I'm not sure what you mean by "max threads"?
t
I don't want to use all available resources to do this work
t
you mean JVM threads, or just all the processors are being used?
are you sure you arn't launching more that one of these native things at a time?
t
Whatever is going on behind the scenes, when I pass 3500 tasks to be completed with Dispatchers.IO - I would like it to use less than the maximum available resources
t
oh! yeah!
that's your poblrm!
t
I am intentionally launching more than one native task at a time
t
don't do that
t
lol
That's not helpful at all
t
you can limit the # of thread Dispatcher.IO will use.
t
I want parallelism. But I don't want to use max available resources.
t
yeah. you should launch N, and wait for one to finish before you launch the next, where N is < the number of CPUs you have.
I think there is launch code to do that for you.
t
Yeah, so that's what I'm asking about here. I don't want to actually calculate number of available CPUs if I don't have to. I'm hoping there's some sort of Coroutine abstraction that does this for me.

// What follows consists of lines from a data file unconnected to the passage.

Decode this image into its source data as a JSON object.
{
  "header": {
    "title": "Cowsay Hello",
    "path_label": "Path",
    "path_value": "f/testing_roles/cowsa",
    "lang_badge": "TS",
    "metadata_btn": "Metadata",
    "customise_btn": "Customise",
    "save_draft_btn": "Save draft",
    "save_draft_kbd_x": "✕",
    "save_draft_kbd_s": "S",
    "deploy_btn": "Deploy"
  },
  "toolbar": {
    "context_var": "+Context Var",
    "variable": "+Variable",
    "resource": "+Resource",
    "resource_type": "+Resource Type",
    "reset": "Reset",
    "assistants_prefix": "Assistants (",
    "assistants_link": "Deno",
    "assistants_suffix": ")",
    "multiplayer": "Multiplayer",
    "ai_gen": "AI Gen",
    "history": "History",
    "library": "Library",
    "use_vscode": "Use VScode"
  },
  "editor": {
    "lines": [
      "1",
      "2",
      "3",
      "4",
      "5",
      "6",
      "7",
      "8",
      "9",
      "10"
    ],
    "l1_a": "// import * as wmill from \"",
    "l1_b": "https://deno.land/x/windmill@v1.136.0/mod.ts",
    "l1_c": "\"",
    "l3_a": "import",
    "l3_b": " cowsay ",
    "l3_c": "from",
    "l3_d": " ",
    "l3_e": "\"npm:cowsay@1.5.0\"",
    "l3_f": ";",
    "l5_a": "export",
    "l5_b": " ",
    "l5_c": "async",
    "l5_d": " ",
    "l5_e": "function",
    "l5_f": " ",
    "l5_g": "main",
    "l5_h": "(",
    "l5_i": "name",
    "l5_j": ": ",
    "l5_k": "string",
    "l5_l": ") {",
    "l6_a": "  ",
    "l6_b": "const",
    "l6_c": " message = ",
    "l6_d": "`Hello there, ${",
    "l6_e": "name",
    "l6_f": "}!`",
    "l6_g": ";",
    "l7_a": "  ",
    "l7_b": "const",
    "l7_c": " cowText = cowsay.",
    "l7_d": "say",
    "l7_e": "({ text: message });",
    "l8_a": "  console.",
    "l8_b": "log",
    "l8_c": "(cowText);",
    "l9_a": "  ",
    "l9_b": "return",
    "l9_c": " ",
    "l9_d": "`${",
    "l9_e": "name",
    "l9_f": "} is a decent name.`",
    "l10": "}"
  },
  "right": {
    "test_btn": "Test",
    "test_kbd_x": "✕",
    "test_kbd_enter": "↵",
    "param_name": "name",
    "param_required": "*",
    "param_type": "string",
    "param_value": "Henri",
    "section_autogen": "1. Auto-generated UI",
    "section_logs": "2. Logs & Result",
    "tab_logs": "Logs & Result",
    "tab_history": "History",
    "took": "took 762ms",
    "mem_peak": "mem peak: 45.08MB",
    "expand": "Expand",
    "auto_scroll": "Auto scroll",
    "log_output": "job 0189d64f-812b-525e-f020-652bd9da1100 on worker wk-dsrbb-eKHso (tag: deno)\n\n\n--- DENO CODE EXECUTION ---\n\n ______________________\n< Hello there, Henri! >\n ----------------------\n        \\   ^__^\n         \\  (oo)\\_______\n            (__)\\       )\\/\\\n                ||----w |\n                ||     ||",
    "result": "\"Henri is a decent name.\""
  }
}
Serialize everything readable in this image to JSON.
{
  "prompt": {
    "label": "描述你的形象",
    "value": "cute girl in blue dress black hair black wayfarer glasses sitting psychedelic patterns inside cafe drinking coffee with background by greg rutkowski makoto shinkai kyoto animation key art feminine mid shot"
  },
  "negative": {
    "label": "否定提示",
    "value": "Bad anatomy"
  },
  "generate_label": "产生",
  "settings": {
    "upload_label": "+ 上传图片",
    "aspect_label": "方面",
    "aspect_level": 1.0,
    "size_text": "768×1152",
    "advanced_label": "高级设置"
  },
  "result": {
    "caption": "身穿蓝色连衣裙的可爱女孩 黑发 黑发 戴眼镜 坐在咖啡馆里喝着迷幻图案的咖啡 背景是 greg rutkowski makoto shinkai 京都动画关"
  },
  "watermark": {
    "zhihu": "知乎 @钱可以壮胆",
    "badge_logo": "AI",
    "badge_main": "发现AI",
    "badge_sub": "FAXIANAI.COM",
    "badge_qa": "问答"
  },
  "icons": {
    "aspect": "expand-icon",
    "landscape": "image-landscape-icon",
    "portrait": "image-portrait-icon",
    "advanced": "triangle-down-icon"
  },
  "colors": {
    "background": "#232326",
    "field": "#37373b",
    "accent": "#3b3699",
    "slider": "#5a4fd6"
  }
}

I remember looking at the constructor for Dispachers.IO. It knows how many CPUs there are, and you can pull that value out of it. Use that-1 for the cap for the # of threads and you should be fine.
t
OK, sounds like a reasonable approach
t
here ya go
Runtime.getRuntime().availableProcessors()
limit the number of threads to that -1 and your system won't get swamped.
t
Yeah. I'm wondering whether cores - 1 is the optimal number. I actually have no idea - I don't want to jam everything up, but I also want this to complete fairly quickly (relatively speaking)
t
well, once you exceede the number of CPUs, it's not going to go any faster. in fact it'll likely slow down (assuming it's all CPU bound).
t
Does this assume no hyperthreading (possibly dumb question for mobile devices)
t
in theory
availableProcessors()
should give you execution channels, cores or hyperthreads or whatever.
t
Ah OK
Thanks for your help
t
in reality, I'm not sure anyone uses hyperthreads any more. That was kinda a 90's intel thing...
but I'm not up on my ARM microcode these days.